O cenário externo também contribuiu para a queda. Nos Estados Unidos, os rendimentos dos títulos do Tesouro americano, conhecidos como Treasuries, também operaram em baixa. Essa correlação demonstra como eventos globais influenciam diretamente o mercado financeiro brasileiro, refletindo a interconexão da economia mundial.

No entanto, apesar do otimismo momentâneo, a projeção para a taxa Selic no final do ano foi elevada por economistas. O Boletim Focus, divulgado pelo Banco Central, indicou um aumento nas expectativas, sinalizando que o Banco Central pode ser mais cauteloso em seus próximos passos. Conforme informação divulgada pelo Banco Central, os economistas ouvidos pela instituição elevaram as projeções para a Selic de 12,25% para 12,50% este ano.

Queda expressiva nos juros futuros

A taxa de Depósito Interfinanceiro (DIs) para janeiro de 2027, de curtíssimo prazo, fechou em 14,150%, em comparação com os 14,420% do ajuste anterior. Mais cedo, a taxa atingiu a mínima de 14,135%, uma queda de 28 pontos-base. Já a taxa de DI para janeiro de 2029, de médio prazo, terminou o dia a 13,765%, ante 14,110% do fechamento anterior. Na mínima intradia, o DI caiu a 13,705%, uma queda de 40 pontos-base.

A taxa de DI para janeiro de 2036, de longo prazo, encerrou em 13,880%, ante 14,010% do fechamento da última sexta-feira (20). Após cair 32 pontos-base, atingiu a mínima intradia de 13,685%. Esses movimentos refletem a precificação do mercado diante das novas informações sobre o conflito no Oriente Médio.

Trégua temporária e declarações de Trump

O presidente dos Estados Unidos, Donald Trump, anunciou uma “trégua” de cinco dias nos ataques à infraestrutura iraniana. Segundo ele, houve conversas “muito boas e produtivas” entre Washington e Teerã a respeito de uma resolução para as hostilidades. Trump instruiu o Departamento de Guerra a adiar ataques militares contra usinas elétricas e infraestrutura energética iranianas.

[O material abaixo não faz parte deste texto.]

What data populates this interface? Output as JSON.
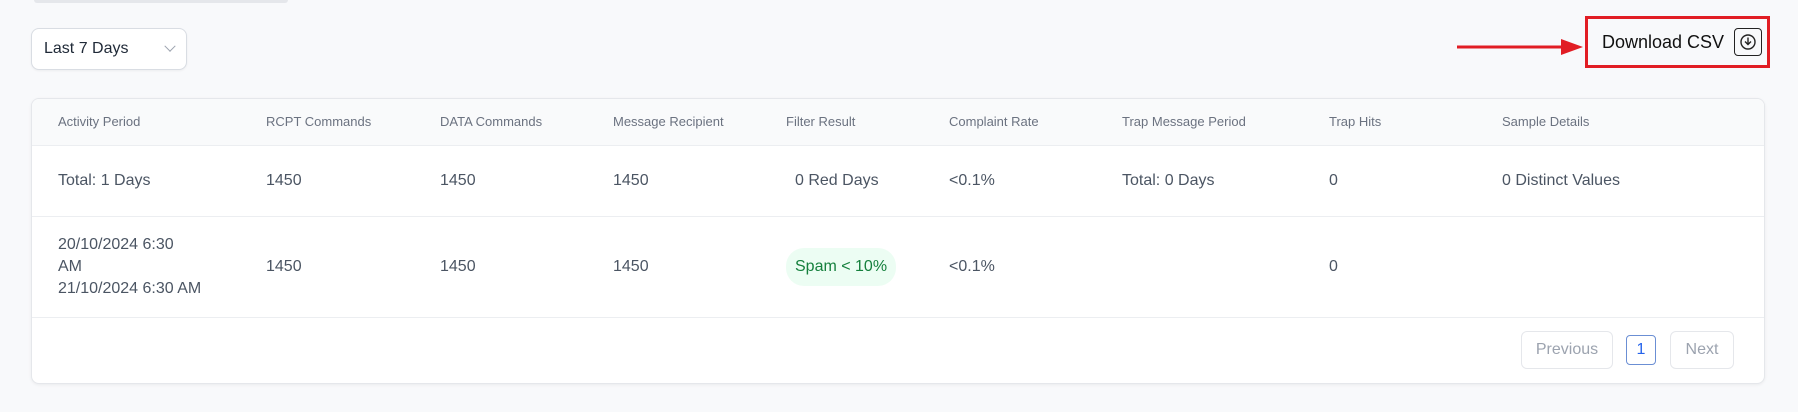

Em entrevistas, Trump afirmou que o “Irã quer muito fazer um acordo e isso pode acontecer dentro de cinco dias ou menos”. Ele também declarou que os EUA estão “muito empenhados em fechar um acordo com o Irã”. Essas declarações foram interpretadas pelo mercado como uma trégua na escalada das tensões, que já completava 24 dias.

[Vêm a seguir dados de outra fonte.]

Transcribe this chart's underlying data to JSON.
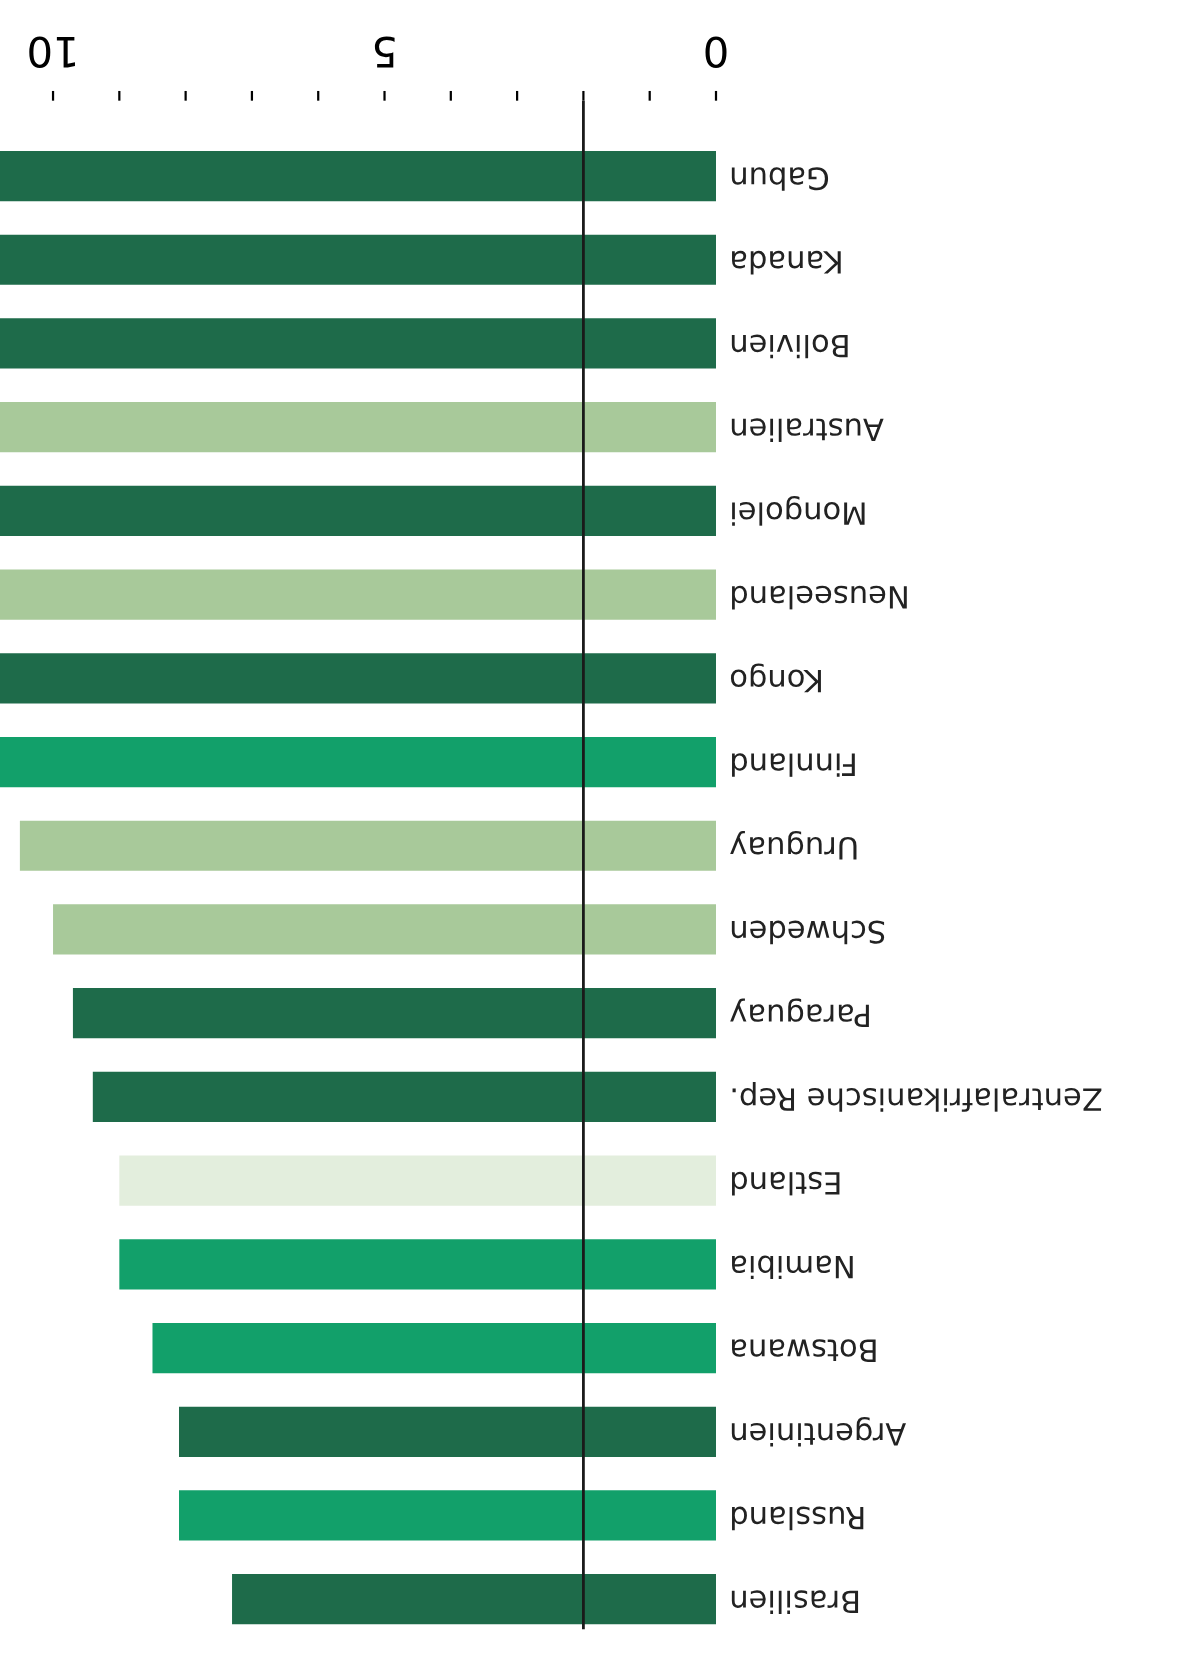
{
  "chart_data": {
    "type": "bar",
    "orientation": "horizontal",
    "categories": [
      "Gabun",
      "Kanada",
      "Bolivien",
      "Australien",
      "Mongolei",
      "Neuseeland",
      "Kongo",
      "Finnland",
      "Uruguay",
      "Schweden",
      "Paraguay",
      "Zentralafrikanische Rep.",
      "Estland",
      "Namibia",
      "Botswana",
      "Argentinien",
      "Russland",
      "Brasilien"
    ],
    "values": [
      10.8,
      10.8,
      10.8,
      10.8,
      10.8,
      10.8,
      10.8,
      10.8,
      10.5,
      10.0,
      9.7,
      9.4,
      9.0,
      9.0,
      8.5,
      8.1,
      8.1,
      7.3
    ],
    "colors": [
      "#1e6b4a",
      "#1e6b4a",
      "#1e6b4a",
      "#a8c99a",
      "#1e6b4a",
      "#a8c99a",
      "#1e6b4a",
      "#12a06a",
      "#a8c99a",
      "#a8c99a",
      "#1e6b4a",
      "#1e6b4a",
      "#e3eedd",
      "#12a06a",
      "#12a06a",
      "#1e6b4a",
      "#12a06a",
      "#1e6b4a"
    ],
    "xlim": [
      10.8,
      0
    ],
    "xticks": [
      0,
      {
        "value": 1,
        "label": null
      },
      {
        "value": 2,
        "label": null
      },
      {
        "value": 3,
        "label": null
      },
      {
        "value": 4,
        "label": null
      },
      5,
      {
        "value": 6,
        "label": null
      },
      {
        "value": 7,
        "label": null
      },
      {
        "value": 8,
        "label": null
      },
      {
        "value": 9,
        "label": null
      },
      10
    ],
    "ref_lines": [
      {
        "axis": "x",
        "value": 2,
        "color": "#1a1a1a"
      }
    ],
    "grid": false,
    "legend": false
  }
}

Impacto no petróleo e expectativas de inflação

Em reação às ameaças anteriores de ataques, os preços do petróleo despencaram. Os contratos mais líquidos do petróleo Brent fecharam com recuo de 9,86%, a US$ 95,92 o barril. A possibilidade de uma trégua aliviou a pressão sobre os preços da commodity, que haviam subido com a escalada do conflito.

Apesar da trégua, as expectativas de inflação no Brasil mostram desancoragem. O Boletim Focus aponta para uma Selic terminal mais alta no final do ano, passando de 12,25% para 12,50%. O mercado, contudo, precifica um corte de apenas 25 pontos-base da Selic em abril, avaliando que o BC será mais cauteloso devido à inflação.

Selic mais alta e cautela do Banco Central

Os economistas ouvidos pelo Banco Central elevaram as projeções para a Selic terminal em 2024, de 12,25% para 12,50%. Essa foi a primeira vez que a projeção subiu após a decisão do Comitê de Política Monetária (Copom) de reduzir os juros para 14,75% ao ano. O mercado, no entanto, antecipa um corte de 0,50 ponto percentual na próxima reunião do Copom, em abril, levando a taxa básica para 14,25%.

A curva a termo, por sua vez, mostra uma precificação majoritária de corte de apenas 25 pontos-base da Selic em abril. Investidores avaliam que a desancoragem das expectativas de inflação, em função da guerra, fará o BC ser mais cauteloso. O próprio comunicado de política monetária do BC voltou a citar um cenário marcado por “expectativas desancoradas” e “projeções de inflação elevadas”.